SMS mantém vacinação contra a gripe para grupo prioritário, mesmo com fim da campanha nacional

A Secretaria de Saúde de João Pessoa (SMS) vai manter, até atingir a meta de 90%, a vacinação contra a gripe para os grupos de risco. Com intuito de garantir uma cobertura e a proteção ao público prioritário, ações foram realizadas neste sábado (1º) e domingo (2) nas Unidades de Saúde da Família (USF), Policlínicas Municipais, Centro Municipal de Imunização (CMI), além de templos e centros religiosos. Ao todo, foram disponibilizados para a população mais de 140 postos para vacinação.

A Campanha Nacional de Vacinação contra a Gripe teve início no dia 10 de abril e se encerrou na sexta-feira, dia 31 de maio. Até o momento, a SMS
já imunizou 86,44%, o que corresponde 182.060 mil pessoas. A meta é vacinar 90% do grupo de risco, o que representa 210.619 pessoas.

“Assim como todas as ações de saúde, trabalhamos para ofertar e garantir o cuidado à população. Foi um período intenso de chamamento para os grupos prioritários, considerando que a gripe pode evoluir para outros quadros mais graves e levar a morte”, alertou Adalberto Fulgêncio, secretário de Saúde.

A funcionária pública Camila Albuquerque, mãe de Miguel, de três anos, aproveitou o domingo para vacinar o filho no posto de imunização montado no Santuário Mãe Rainha. “Desde o início da campanha ainda não tinha conseguido vacinar meu filho. Primeiro por não conseguir conciliar meu tempo com horário de funcionamento da Unidade de Saúde próximo a minha casa e depois ele ficou febril, não podendo receber a vacina. Hoje a oportunidade foi favorável e é muito bom que meu filho está protegido contra a gripe”, disse.
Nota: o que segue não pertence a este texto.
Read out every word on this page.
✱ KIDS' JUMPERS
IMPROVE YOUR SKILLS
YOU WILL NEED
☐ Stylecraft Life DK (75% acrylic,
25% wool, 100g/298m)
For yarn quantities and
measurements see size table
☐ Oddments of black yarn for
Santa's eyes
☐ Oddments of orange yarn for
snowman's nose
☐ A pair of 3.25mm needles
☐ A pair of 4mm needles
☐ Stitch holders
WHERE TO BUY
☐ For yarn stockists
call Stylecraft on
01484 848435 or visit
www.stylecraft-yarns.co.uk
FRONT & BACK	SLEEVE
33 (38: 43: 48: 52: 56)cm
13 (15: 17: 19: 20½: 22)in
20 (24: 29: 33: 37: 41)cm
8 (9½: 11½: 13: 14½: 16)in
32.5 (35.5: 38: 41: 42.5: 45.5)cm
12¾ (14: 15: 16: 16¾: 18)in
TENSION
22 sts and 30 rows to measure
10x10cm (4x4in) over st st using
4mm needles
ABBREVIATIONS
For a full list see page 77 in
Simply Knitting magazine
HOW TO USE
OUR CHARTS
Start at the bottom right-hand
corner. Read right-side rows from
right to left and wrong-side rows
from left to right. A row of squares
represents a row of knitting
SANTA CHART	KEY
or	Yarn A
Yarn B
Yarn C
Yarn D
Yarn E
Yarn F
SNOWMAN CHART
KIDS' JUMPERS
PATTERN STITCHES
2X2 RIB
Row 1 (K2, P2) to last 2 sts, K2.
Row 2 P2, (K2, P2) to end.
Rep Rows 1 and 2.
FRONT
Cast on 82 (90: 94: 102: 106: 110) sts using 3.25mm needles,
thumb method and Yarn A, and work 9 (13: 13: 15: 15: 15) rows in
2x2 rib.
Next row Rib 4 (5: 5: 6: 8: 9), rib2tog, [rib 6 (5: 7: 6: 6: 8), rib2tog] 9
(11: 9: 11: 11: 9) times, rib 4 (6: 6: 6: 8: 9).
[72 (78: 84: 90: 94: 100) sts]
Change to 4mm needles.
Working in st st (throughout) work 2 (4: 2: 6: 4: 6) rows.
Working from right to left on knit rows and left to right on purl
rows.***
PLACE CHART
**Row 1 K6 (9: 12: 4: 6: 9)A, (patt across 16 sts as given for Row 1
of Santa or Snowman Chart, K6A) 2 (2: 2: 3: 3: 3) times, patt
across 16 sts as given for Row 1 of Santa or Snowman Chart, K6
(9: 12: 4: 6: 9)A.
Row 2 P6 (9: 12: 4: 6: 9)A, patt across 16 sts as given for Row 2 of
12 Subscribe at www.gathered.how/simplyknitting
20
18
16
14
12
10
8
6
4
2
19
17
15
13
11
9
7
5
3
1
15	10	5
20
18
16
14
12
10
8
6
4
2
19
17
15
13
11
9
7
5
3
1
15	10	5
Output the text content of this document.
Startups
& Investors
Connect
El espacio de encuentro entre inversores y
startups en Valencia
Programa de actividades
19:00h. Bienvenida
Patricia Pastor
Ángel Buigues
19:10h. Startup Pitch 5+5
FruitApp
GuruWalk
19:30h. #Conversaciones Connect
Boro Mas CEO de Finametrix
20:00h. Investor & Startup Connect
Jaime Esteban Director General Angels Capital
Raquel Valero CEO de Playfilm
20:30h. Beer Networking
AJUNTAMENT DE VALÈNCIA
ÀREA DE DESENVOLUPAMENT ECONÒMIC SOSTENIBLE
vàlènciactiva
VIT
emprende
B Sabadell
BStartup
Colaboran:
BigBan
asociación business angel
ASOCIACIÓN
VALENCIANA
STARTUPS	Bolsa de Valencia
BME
A vacina protege contra os três subtipos do vírus da gripe determinados pela Organização Mundial de Saúde (OMS) para este ano (Influenza A/H1N1; Influenza A/H3N2 e Influenza B).

Grupos de risco – São pessoas com 60 anos ou mais de idade, crianças na faixa etária de 6 meses até 5 anos, 11 meses e 29 dias, gestantes, puérperas (até 45 dias após o parto), trabalhadores da saúde, professores das escolas públicas e privadas, povos indígenas, grupos portadores de doenças crônicas não transmissíveis e outras condições clínicas especiais, adolescentes e jovens de 12 a 21 anos de idade sob medidas socioeducativas, população privada de liberdade, funcionários do sistema prisional e profissionais das forças de segurança e salvamento (policiais, bombeiros e membros ativos das Forças Armadas).

Registros – Neste ano, até 11 de maio, foram registrados 807 casos de Síndrome Respiratória Aguda Grave (SRAG) por influenza em todo o país, com 144 mortes. Até o momento, o subtipo predominante no Brasil é o vírus influenza A (H1N1) pdm09, com registro de 407 casos e 86 óbitos.

Este ano, em João Pessoa, já foram confirmados 35 casos de síndromes gripais, sendo 19 casos positivos para Influenza e 16 casos positivos para Vírus Sincicial Respiratório. Entre os 19 casos confirmados de Influenza, 16 são decorrentes de Influenza A (sendo 13 do subtipo H1N1 e três do subtipo H3 sazonal) e três decorrentes de Influenza B, com um registro de óbito de H1N1.

Em 2018, a Vigilância Epidemiológica (VIEP) confirmou laboratorialmente 34 casos de Influenza tipo A, sendo 18 de H1N1 com dois óbitos e, 16 do subtipo H3 sazonal, com dois óbitos. Para Influenza B foram 11 casos confirmados, com dois óbitos registrados. De Vírus Sincicial Respiratório foram registrados e confirmados nove e Metapneumovírus 12 casos notificados.

O gerente de Vigilância Epidemiológica da SMS, Daniel Batista, esclarece que é importante que a população se imunize para evitar a circulação do vírus.

“Em 2018 tivemos 90,44% de cobertura vacinal. É um dado significante principalmente quando falamos de grupos considerados de risco. Há pessoas resistentes que não tomam a vacina com receio e com base nas fakenews, falsas notícias que circulam sobre reações adversas de quem toma a vacina”, explicou o gerente.

Contraindicações – A vacina é contraindicada para pessoas com história de reação anafilática prévia em doses anteriores, bem como a qualquer componente da vacina ou alergia grave relacionada a ovo de galinha e seus derivados.

Precauções – Em doenças agudas febris moderadas ou graves recomenda-se adiar a vacinação, até a resolução do quadro, com o intuito de não se atribuir à vacina as manifestações da doença.